Antonio Di Natale soffia sulle quaranta candeline e dopo averle spente tutte magari si sofferma a pensare a quanto ancora potrebbe regalare al calcio italiano, ricco di talenti sì, ma ancora acerbi. «Purtroppo con la carta d'identità non si può barare - ammette - e poi il mio erede esiste ed è fortissimo, si chiama Lorenzo Insigne». Buttando uno sguardo alle spalle Di Natale racconta di non avere particolari rimpianti, «ho avuto la fortuna di fare quello che più mi piaceva. Poi un giorno, seduto nello spogliatoio del Friuli, ho visto intorno a me ragazzi giovanissimi. È stato in quel momento che ho capito che era arrivato il momento di fermarsi».
Lei segnava a raffica anche a 38 anni. Qual'è il segreto della longevità sportiva?
«Le origini. Noi napoletani siamo affamati. A Napoli iniziamo a giocare in strada a 5 anni per cui siamo preparati a tutto e forse per questo abbiamo una marcia in più».
Nell'Udinese è diventato un'icona, un po' meno in nazionale.
«Alla fine sono contento per gli obiettivi raggiunti. Ho giocato due europei e un mondiale. Credo che 42 presenze in maglia azzurra non siano frutto del caso. Ho sempre dato il massimo, e gli allenatori che mi hanno convocato lo sanno bene».
Lei incorona Insigne come suo erede, ma il panorama non le sembra arido?
«Tutt'altro. Belotti è un ottimo attaccante, così come Immobile. Sono piovute parecchie critiche sulla nazionale ma ha cambiato molto.
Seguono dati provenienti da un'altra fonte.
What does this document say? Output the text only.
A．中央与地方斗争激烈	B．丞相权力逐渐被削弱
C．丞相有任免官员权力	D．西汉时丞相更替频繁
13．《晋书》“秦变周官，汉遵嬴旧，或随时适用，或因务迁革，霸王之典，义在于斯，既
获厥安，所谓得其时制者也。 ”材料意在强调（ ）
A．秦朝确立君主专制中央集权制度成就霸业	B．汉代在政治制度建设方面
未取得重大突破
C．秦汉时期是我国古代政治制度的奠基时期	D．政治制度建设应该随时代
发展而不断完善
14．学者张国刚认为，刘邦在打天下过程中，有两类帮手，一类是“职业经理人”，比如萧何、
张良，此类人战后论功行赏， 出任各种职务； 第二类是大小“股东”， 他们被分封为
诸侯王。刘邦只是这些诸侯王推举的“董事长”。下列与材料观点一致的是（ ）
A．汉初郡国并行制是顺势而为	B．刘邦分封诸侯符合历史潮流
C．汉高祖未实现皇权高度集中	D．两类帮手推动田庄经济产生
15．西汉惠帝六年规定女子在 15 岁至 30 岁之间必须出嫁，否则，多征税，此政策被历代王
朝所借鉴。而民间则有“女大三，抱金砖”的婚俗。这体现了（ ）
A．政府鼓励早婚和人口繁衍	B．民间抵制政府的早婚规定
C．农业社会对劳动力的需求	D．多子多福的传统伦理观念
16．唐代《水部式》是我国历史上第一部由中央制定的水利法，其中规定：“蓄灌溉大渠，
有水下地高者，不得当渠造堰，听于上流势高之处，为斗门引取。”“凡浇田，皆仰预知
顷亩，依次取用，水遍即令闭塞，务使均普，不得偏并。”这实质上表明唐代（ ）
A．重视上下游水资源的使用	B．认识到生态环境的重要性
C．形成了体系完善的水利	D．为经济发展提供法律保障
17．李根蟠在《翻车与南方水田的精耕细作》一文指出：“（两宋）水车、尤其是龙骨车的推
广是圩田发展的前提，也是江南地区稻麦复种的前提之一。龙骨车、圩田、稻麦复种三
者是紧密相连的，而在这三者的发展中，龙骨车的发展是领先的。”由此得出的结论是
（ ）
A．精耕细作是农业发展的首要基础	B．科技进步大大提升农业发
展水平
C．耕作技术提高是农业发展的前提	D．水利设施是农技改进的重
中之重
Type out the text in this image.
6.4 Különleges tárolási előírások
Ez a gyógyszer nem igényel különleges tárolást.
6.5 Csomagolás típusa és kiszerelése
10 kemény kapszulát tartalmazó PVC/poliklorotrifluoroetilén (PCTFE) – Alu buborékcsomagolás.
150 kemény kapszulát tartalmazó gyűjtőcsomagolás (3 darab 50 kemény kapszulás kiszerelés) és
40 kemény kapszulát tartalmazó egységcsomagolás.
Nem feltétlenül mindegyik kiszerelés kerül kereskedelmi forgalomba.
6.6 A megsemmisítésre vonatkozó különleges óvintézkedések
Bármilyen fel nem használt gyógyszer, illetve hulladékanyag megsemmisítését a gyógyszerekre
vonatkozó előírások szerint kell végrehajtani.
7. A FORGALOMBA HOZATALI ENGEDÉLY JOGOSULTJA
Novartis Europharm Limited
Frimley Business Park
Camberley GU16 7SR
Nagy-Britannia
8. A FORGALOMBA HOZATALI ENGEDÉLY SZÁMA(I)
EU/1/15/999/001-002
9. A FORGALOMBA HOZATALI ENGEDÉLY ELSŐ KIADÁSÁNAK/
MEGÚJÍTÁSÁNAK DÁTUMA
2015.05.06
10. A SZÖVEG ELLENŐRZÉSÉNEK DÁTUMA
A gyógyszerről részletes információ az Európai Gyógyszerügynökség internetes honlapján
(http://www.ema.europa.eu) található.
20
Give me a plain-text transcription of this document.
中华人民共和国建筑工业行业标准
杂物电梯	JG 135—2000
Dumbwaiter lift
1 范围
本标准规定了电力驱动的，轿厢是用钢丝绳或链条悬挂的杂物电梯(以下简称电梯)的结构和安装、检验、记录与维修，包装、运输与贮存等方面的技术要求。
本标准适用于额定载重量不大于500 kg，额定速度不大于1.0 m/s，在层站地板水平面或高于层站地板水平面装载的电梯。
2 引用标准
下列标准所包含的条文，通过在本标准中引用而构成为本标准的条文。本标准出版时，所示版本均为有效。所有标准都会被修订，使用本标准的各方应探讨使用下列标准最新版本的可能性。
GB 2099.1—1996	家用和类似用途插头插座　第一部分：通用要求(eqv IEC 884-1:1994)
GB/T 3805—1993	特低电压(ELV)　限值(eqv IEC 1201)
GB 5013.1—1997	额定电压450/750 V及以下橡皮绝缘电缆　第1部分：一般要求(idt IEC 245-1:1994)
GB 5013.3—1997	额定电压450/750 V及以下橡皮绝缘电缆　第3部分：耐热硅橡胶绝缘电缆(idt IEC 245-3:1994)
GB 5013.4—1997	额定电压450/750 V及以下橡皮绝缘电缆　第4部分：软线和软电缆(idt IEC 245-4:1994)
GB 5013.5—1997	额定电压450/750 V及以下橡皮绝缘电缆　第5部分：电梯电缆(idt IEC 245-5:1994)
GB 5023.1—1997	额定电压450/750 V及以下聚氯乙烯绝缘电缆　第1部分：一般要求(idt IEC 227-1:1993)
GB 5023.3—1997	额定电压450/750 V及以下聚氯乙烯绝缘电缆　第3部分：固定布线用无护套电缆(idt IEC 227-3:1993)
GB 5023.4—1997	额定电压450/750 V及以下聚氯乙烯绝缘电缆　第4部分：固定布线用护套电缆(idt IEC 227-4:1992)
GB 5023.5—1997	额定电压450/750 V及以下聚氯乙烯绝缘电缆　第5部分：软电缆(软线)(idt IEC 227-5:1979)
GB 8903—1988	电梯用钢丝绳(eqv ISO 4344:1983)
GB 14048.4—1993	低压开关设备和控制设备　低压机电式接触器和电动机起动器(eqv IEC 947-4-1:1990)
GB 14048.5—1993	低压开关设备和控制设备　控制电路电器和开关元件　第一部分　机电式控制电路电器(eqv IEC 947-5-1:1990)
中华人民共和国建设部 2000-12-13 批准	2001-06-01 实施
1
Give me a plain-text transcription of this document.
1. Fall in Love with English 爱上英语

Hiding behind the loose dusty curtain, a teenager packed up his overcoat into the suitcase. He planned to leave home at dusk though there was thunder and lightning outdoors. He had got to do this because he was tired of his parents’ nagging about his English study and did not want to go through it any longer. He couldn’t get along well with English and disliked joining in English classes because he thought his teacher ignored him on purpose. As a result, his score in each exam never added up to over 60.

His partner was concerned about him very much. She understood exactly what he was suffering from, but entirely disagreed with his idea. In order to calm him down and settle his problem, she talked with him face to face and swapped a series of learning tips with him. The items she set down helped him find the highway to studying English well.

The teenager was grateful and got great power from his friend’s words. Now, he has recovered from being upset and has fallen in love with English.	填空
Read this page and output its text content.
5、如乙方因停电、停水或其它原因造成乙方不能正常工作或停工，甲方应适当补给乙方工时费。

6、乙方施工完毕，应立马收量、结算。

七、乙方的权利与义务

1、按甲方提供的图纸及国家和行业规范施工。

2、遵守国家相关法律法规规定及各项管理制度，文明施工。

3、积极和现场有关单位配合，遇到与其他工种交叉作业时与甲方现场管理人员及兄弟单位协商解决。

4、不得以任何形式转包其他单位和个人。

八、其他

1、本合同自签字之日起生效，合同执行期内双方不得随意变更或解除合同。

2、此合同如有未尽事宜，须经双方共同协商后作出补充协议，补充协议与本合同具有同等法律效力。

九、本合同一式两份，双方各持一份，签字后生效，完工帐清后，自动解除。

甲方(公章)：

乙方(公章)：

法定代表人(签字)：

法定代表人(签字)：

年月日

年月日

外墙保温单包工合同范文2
E il ricambio generazionale non può avvenire in modo affretto».
Lo spareggio per la Russia non sarà una passeggiata di salute. E se accadesse l'imponderabile?
«Non voglio neppure pensarci, in Italia scoppierebbe una guerra».
Meglio passare in rassegna la sua carriera a Udine. Perché ha scelto di rimanerci a vita?
«Stavo bene e ci sto bene anche adesso. È una città che mi offre tutto ciò di cui io e la mia famiglia abbiamo bisogno, compresa la serenità».
Napoli e Juventus avrebbero fatto carte false pur di averla in squadra.
«Ho ricevuto anche parecchie offerte dall'estero. Ho detto di no al Liverpool ad esempio. Voltare le spalle al Napoli è stato doloroso. Sono tifoso e avevo il timore di sbagliare. Resto convinto di aver fatto la scelta giusta».
Lei in Serie A ha realizzato 209 reti, è il sesto cannoniere della storia. Ci sarà stato qualche difensore che l'ha fatta soffrire.
«Ho vissuto sfide di grande intensità con Cannavaro, Thuram e Maldini, ma quando dovevo affrontare Cordoba dell'Inter erano problemi seri. Aveva una velocità supersonica, sapeva anticiparmi. Sono sempre stati duelli duri, ma molto leali».
Anche questa volta Cristiano Ronaldo e Messi si contenderanno il Pallone d'Oro. Lei a chi lo assegnerebbe?
«A Gigi Buffon, è un fenomeno. È un campione in campo così come nella vita. Credo che l'investitura di migliore al mondo debba tenere conto anche delle doti umane di un atleta».
Oggi festeggia gli anni, domani?
«Gestisco un'attività immobiliare e ho aperto una scuola calcio. Il pallone farà ancora parte della mia esistenza».